Теперь Мария отсюда, из больницы, уходила на работу, сюда же возвращалась, как в общежитие, здесь ее кормили, считая за свою штатную работницу, потому что она и полы помоет, и другим больным, если надо, поможет, и горчичники поставит, и банки, только уколы ей делать не доверяли. И спала она здесь же, в сестринской комнате на диванчике, укрывшись своим стареньким пальто. Все помыслы ее сосредоточились на Василии, на том, чтобы вернуть его к жизни, но что она могла дать ему, кроме своей любви? Даже врачи беспомощно разводили руками, надеясь лишь на то, что молодость и здоровый организм выдержат эту борьбу со смертью и вернут Василия к жизни.

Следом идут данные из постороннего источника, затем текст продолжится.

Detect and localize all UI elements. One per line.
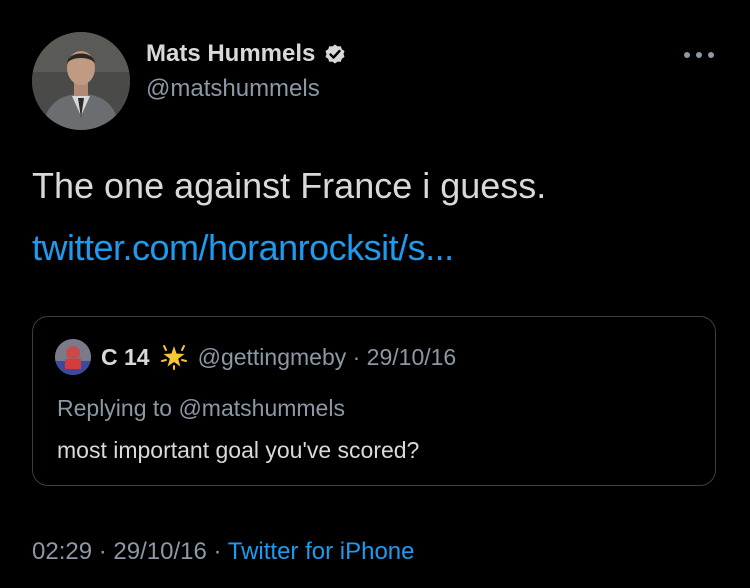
verified-badge-icon: [323, 42, 347, 66]
tweet-date: 29/10/16: [113, 538, 207, 565]
footer-separator: ·: [98, 538, 107, 565]
tweet-footer: 02:29 · 29/10/16 · Twitter for iPhone: [32, 536, 414, 568]
quoted-display-name: C 14: [101, 343, 150, 370]
avatar-photo: [32, 32, 130, 130]
quoted-handle-date: @gettingmeby · 29/10/16: [197, 343, 457, 370]
tweet-detail: Mats Hummels @matshummels The one agains…: [0, 0, 750, 588]
footer-separator: ·: [213, 538, 222, 565]
quoted-replying-to: Replying to @matshummels: [57, 395, 345, 421]
tweet-text: The one against France i guess.: [32, 165, 547, 206]
quoted-tweet-text: most important goal you've scored?: [57, 437, 420, 463]
author-display-name[interactable]: Mats Hummels: [146, 38, 315, 70]
tweet-time: 02:29: [32, 538, 93, 565]
quoted-tweet-header: C 14 @gettingmeby · 29/10/16: [101, 341, 456, 373]
tweet-link[interactable]: twitter.com/horanrocksit/s...: [32, 224, 454, 272]
quoted-tweet-card[interactable]: C 14 @gettingmeby · 29/10/16 Replying to…: [32, 316, 716, 486]
author-handle[interactable]: @matshummels: [146, 74, 320, 104]
author-name-row: Mats Hummels: [146, 38, 347, 70]
author-avatar[interactable]: [32, 32, 130, 130]
more-options-icon[interactable]: [682, 48, 716, 60]
tweet-source-link[interactable]: Twitter for iPhone: [228, 538, 415, 565]
glowing-star-icon: [160, 343, 188, 371]
quoted-author-avatar: [55, 339, 91, 375]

По ночам, когда все затихало, лишь слышалось бормотанье и стоны Василия и его соседа по палате, тоже тяжело больного, Мария начинала молиться и просить бога, в которого уже почти перестала верить, чтобы он прежде всего простил ей ее заблуждения, а простив, внял ее мольбам о спасении и сохранении жизни ее любимому, потому что без него ей тоже не жить. Мария рассказывала богу, какой умный и красивый ее Василий, как несправедливо с ним поступили, что он, если бы выучился, стал бы инженером, но если даже и не выучится, то и ладно, не так уж это важно быть ученым человеком, тем более что ее двоюродный брат Мишка от этой самой учености помер. Поэтому без учености оно и лучше, лишь бы Василий остался жить, а уж она бы для него постаралась. И бога бы никогда не забывала, всегда бы молилась ему и во здравие, и за упокой…

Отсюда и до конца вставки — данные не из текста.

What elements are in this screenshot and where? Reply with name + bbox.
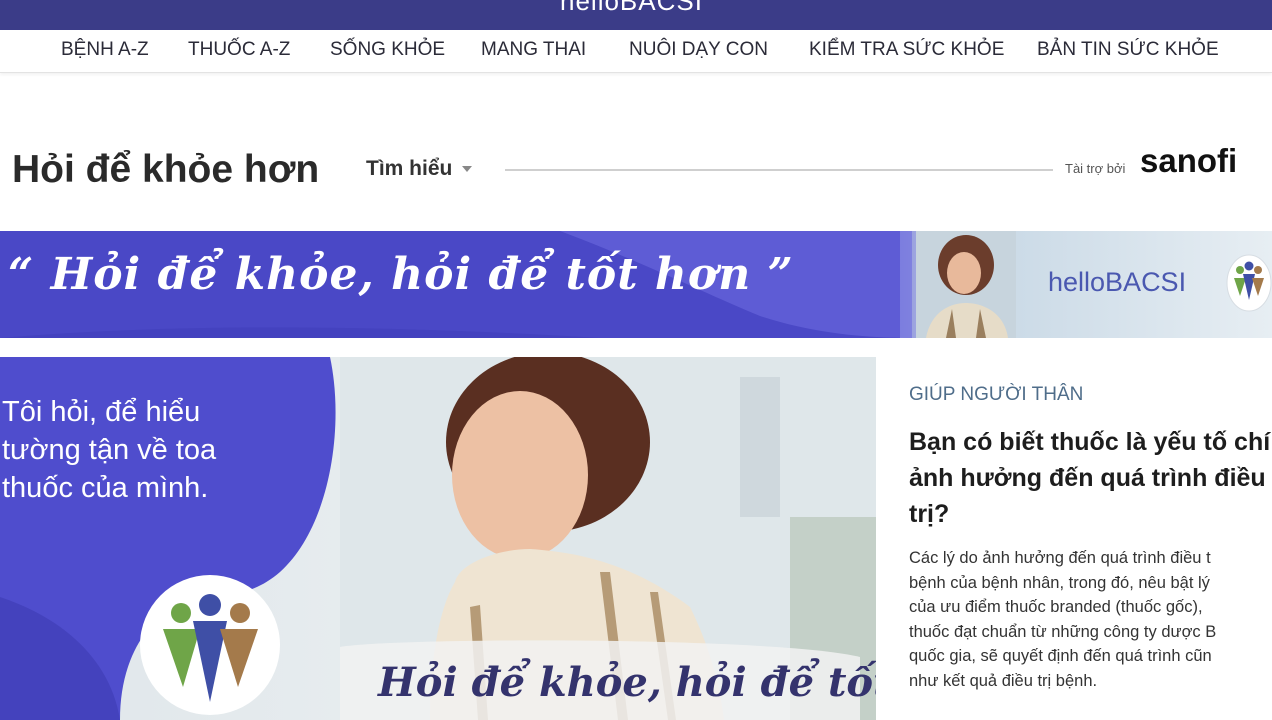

Разговаривая с богом, вспоминая полузабытые молитвы, Мария видела перед собой не старика с седою бородой, восседающего на облаке, а своего старшего брата Михаила, который был для нее всем, и у которого она всегда искала утешения. Мария тихонько плакала, глядя на бледное испитое лицо Василия, заросшее кудрявым волосом, прижималась мокрой от слез щекой к его пылающей от жара щеке, шептала ему в ухо примерно то же самое, что только что мысленно говорила богу-брату своему, надеясь, что просьбы ее и мольбы дойдут до Василия через его беспамятство и помогут ему встать на ноги. А потом они…
Нет, дальше Мария загадывать боялась, дальше был мрак и пугающая неизвестность.
Однажды поздним вечером — было это одиннадцатого мая, — когда Мария, обтерев Василия влажным полотенцем, собралась уже пойти в сестринскую поспать перед завтрашним рабочим днем, Василий вдруг открыл глаза и при слабом свете ночника Мария увидела его пристальный взгляд — и испуганно замерла над ним с мокрым полотенцем в руках.
Василий смотрел на нее не мигая, смотрел молча, напряженно, как смотрят глухонемые, пытаясь привлечь к себе внимание. Но больше взгляд его походил на взгляд человека, который вот-вот должен помереть. Так смотрел на нее третьего дня еще не шибко старый рабочий с Адмиралтейских верфей, Евграф Дормидонтыч, который лежал на соседней койке, смотрел так же пристально и неподвижно, потом вздохнул и обмяк, а глаза его остановились и остекленели.
Мария, под напряженным взглядом Василия, попятилась и выскользнула из палаты. Прижав полотенце к губам, чтобы не закричать, она кинулась к сестринскому посту, и дежурная медсестра по одному ее виду поняла, что случилось что-то ужасное, вызвала доктора, и все они поспешили к Василию.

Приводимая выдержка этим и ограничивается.